Les récentes avancées de l’H.A.S. sur le
problème du transsexualisme date de novembre 20091 et sont publiées en février 2010, dans un rapport
intitulé : « La situation actuelle et les perspectives d’évolution de
la prise en charge médicale du transsexualisme ». Il y est désormais
établi que le transsexualisme n’est plus une maladie mentale, qu’elle ne relève
plus du ressort de l’obligation de soins psychiatriques. La question du droit
au changement d’état civil y est par contre récurrente tandis que celle de la
souffrance psychique est éludée et rabattue sur des questions sociales,
judiciaires, économiques — notamment la question du remboursement et de la
prise en charge des actes chirurgicaux à 100% que revendiquent un grand nombre
d’associations de transsexuels.
Ce rapport de l’H.A.S. comporte 223 pages y
compris ses Annexes.
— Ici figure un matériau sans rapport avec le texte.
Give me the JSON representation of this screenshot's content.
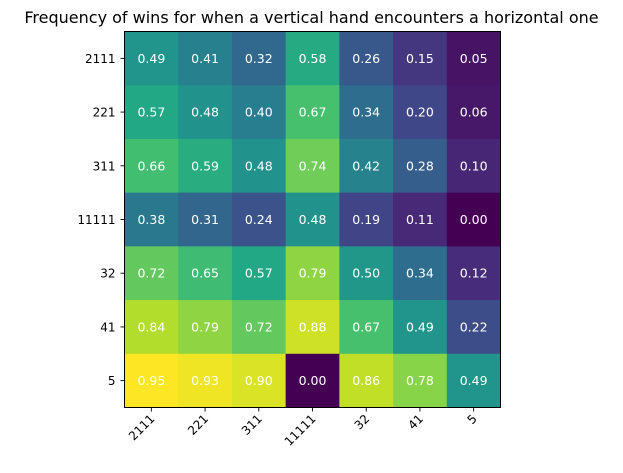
{
  "chart_data": {
    "type": "heatmap",
    "title": "Frequency of wins for when a vertical hand encounters a horizontal one",
    "xlabel": "",
    "ylabel": "",
    "x_categories": [
      "2111",
      "221",
      "311",
      "11111",
      "32",
      "41",
      "5"
    ],
    "y_categories": [
      "2111",
      "221",
      "311",
      "11111",
      "32",
      "41",
      "5"
    ],
    "values": [
      [
        0.49,
        0.41,
        0.32,
        0.58,
        0.26,
        0.15,
        0.05
      ],
      [
        0.57,
        0.48,
        0.4,
        0.67,
        0.34,
        0.2,
        0.06
      ],
      [
        0.66,
        0.59,
        0.48,
        0.74,
        0.42,
        0.28,
        0.1
      ],
      [
        0.38,
        0.31,
        0.24,
        0.48,
        0.19,
        0.11,
        0.0
      ],
      [
        0.72,
        0.65,
        0.57,
        0.79,
        0.5,
        0.34,
        0.12
      ],
      [
        0.84,
        0.79,
        0.72,
        0.88,
        0.67,
        0.49,
        0.22
      ],
      [
        0.95,
        0.93,
        0.9,
        0.0,
        0.86,
        0.78,
        0.49
      ]
    ],
    "value_format": "0.00",
    "colormap": "viridis",
    "annotation_color": "#ffffff",
    "x_tick_rotation_deg": 45,
    "grid": false,
    "legend": "none"
  }
}
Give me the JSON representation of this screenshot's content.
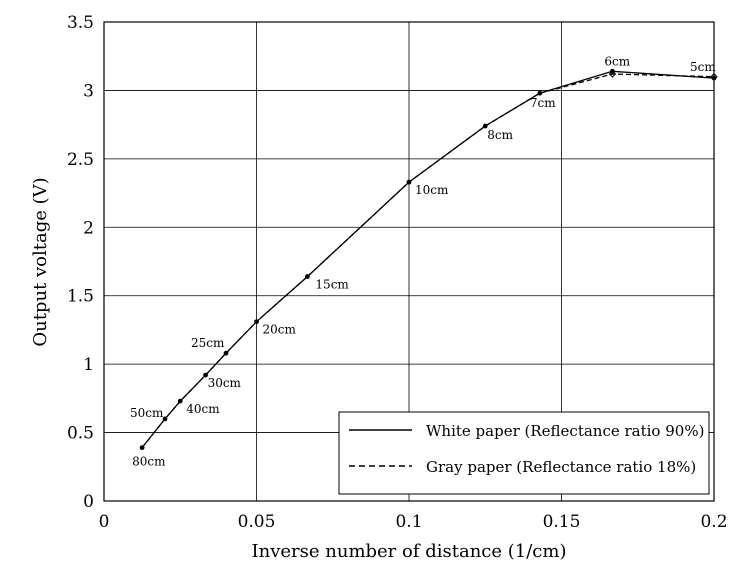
{
  "chart_data": {
    "type": "line",
    "title": "",
    "xlabel": "Inverse number of distance (1/cm)",
    "ylabel": "Output voltage (V)",
    "xlim": [
      0,
      0.2
    ],
    "ylim": [
      0,
      3.5
    ],
    "grid": true,
    "legend_position": "bottom-right",
    "x_ticks": [
      0,
      0.05,
      0.1,
      0.15,
      0.2
    ],
    "x_tick_labels": [
      "0",
      "0.05",
      "0.1",
      "0.15",
      "0.2"
    ],
    "y_ticks": [
      0,
      0.5,
      1,
      1.5,
      2,
      2.5,
      3,
      3.5
    ],
    "y_tick_labels": [
      "0",
      "0.5",
      "1",
      "1.5",
      "2",
      "2.5",
      "3",
      "3.5"
    ],
    "point_labels": [
      "80cm",
      "50cm",
      "40cm",
      "30cm",
      "25cm",
      "20cm",
      "15cm",
      "10cm",
      "8cm",
      "7cm",
      "6cm",
      "5cm"
    ],
    "x": [
      0.0125,
      0.02,
      0.025,
      0.0333,
      0.04,
      0.05,
      0.0667,
      0.1,
      0.125,
      0.1429,
      0.1667,
      0.2
    ],
    "series": [
      {
        "name": "White paper (Reflectance ratio 90%)",
        "style": "solid",
        "values": [
          0.39,
          0.6,
          0.73,
          0.92,
          1.08,
          1.31,
          1.64,
          2.33,
          2.74,
          2.98,
          3.14,
          3.09
        ]
      },
      {
        "name": "Gray paper (Reflectance ratio 18%)",
        "style": "dashed",
        "values": [
          0.39,
          0.6,
          0.73,
          0.92,
          1.08,
          1.31,
          1.64,
          2.33,
          2.74,
          2.98,
          3.12,
          3.1
        ]
      }
    ]
  }
}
Divers aspects y
sont examinés et aboutissent à des propositions de parcours et de structure
d’offres de soins.
Parmi eux, celui intitulé
« Contexte », recense en quelque sorte les différentes hypothèses en jeu
dans ce qui serait une étiologie du transsexualisme, dont les hypothèses psycho-familiales,
biologiques (impact du facteur héréditaire, exposition chimique parentale).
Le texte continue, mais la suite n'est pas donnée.